Gintas K – Sound & Spaces

Posted: 18 October 2020 in Albums
Tags: , , , , , , ,

Powdered Hearts – 15th October 2020

Christopher Nosnibor

Gintas K releases albums more often than I change my clothes. That’s of course intended as a comment on the prolific nature of his output, rather than a confession about my personal hygiene post-lockdown, although not going into the office or being around people – or ever within two metres of them – has meant I’ve maybe made slightly less effort of late.

The same clearly can’t be said of Gintas K, at least in terms of his work, since I don’t know if he’s been tweaking away at his circuitry in his pyjamas or the same jeans for a week and a half or if he’s been bothering to shave or deodorise daily. I don’t need to, either, of course.

Anyway: Sound & Spaces explores what’s become established as familiar territory for Gintas K, with gloops and bibbles, froth and foam, squelchy bubbles of sound rising up randomly against the crackling burrs of electronic distortion. Sound & Spaces is less attacking and less abrasive than some previous outings, and is les intense and intensive in its interrogation of microcosmic space than some of his previous microscopic, microtonal explorations.

The first track – the thirteen-minute ‘Sounds & Spaces #1’ is a challenging mess of stammers and jolts, fizzing and crackling in a swampy slosh of analogue synth soup.
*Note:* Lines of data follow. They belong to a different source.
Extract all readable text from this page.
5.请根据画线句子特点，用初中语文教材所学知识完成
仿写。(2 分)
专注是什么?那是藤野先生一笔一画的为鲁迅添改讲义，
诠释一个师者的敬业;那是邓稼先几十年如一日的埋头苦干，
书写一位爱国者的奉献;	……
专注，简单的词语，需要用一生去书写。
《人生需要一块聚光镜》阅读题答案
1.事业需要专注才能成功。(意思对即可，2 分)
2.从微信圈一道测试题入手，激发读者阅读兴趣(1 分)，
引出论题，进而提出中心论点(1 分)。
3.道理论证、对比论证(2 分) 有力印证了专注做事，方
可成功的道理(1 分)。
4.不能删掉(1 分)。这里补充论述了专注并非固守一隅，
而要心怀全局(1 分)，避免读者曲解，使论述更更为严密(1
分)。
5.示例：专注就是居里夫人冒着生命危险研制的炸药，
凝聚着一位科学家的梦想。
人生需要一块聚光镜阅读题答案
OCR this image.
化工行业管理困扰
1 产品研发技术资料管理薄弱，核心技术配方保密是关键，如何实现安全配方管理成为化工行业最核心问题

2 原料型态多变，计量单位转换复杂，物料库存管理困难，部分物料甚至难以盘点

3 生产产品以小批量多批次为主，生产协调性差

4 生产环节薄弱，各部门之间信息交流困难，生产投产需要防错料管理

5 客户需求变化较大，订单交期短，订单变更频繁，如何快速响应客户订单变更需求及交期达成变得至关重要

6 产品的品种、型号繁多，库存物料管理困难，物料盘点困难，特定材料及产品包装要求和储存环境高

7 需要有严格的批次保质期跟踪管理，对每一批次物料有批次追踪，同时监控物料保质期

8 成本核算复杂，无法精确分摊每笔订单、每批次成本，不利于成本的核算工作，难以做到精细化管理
It very much sets the tone, but in context, it’s a comparatively gentle start to what ultimately unravels to be quite a brain-shredder of a set.

‘Per aspera ad astra’ is a brief interlude of tingling, jangling dissonance before ‘Sounds & Spaces #3’ brings a bit of low-end grumbling, whining, and distortion, yawning undulations whizzing and popping all over.

By ‘Sounds & Spaces #4’, it’s almost impossible to differentiate distortion from percussion, and what originates where, although there are distinctly snare-like cracks in the feverish melting-pot of contrasting textures and tones, which become increasingly fragmented, fractured, and overloading as the album progresses. As an album it’s a frothy foment, and while some may find it simply uninteresting or a wash of so much noise they can ignore, I’m unlikely to be alone in finding the experience quite tense and uncomfortable – and nothing more so than the twenty seconds of silence at the end of the overwhelming chaos of ‘Sounds & Spaces #5’

If disorder offends your sensibilities, avoid this recording: once again, Gintas K has captured metal turbulence in aural form. It’s hard to process, but well worth enduring the turmoil for.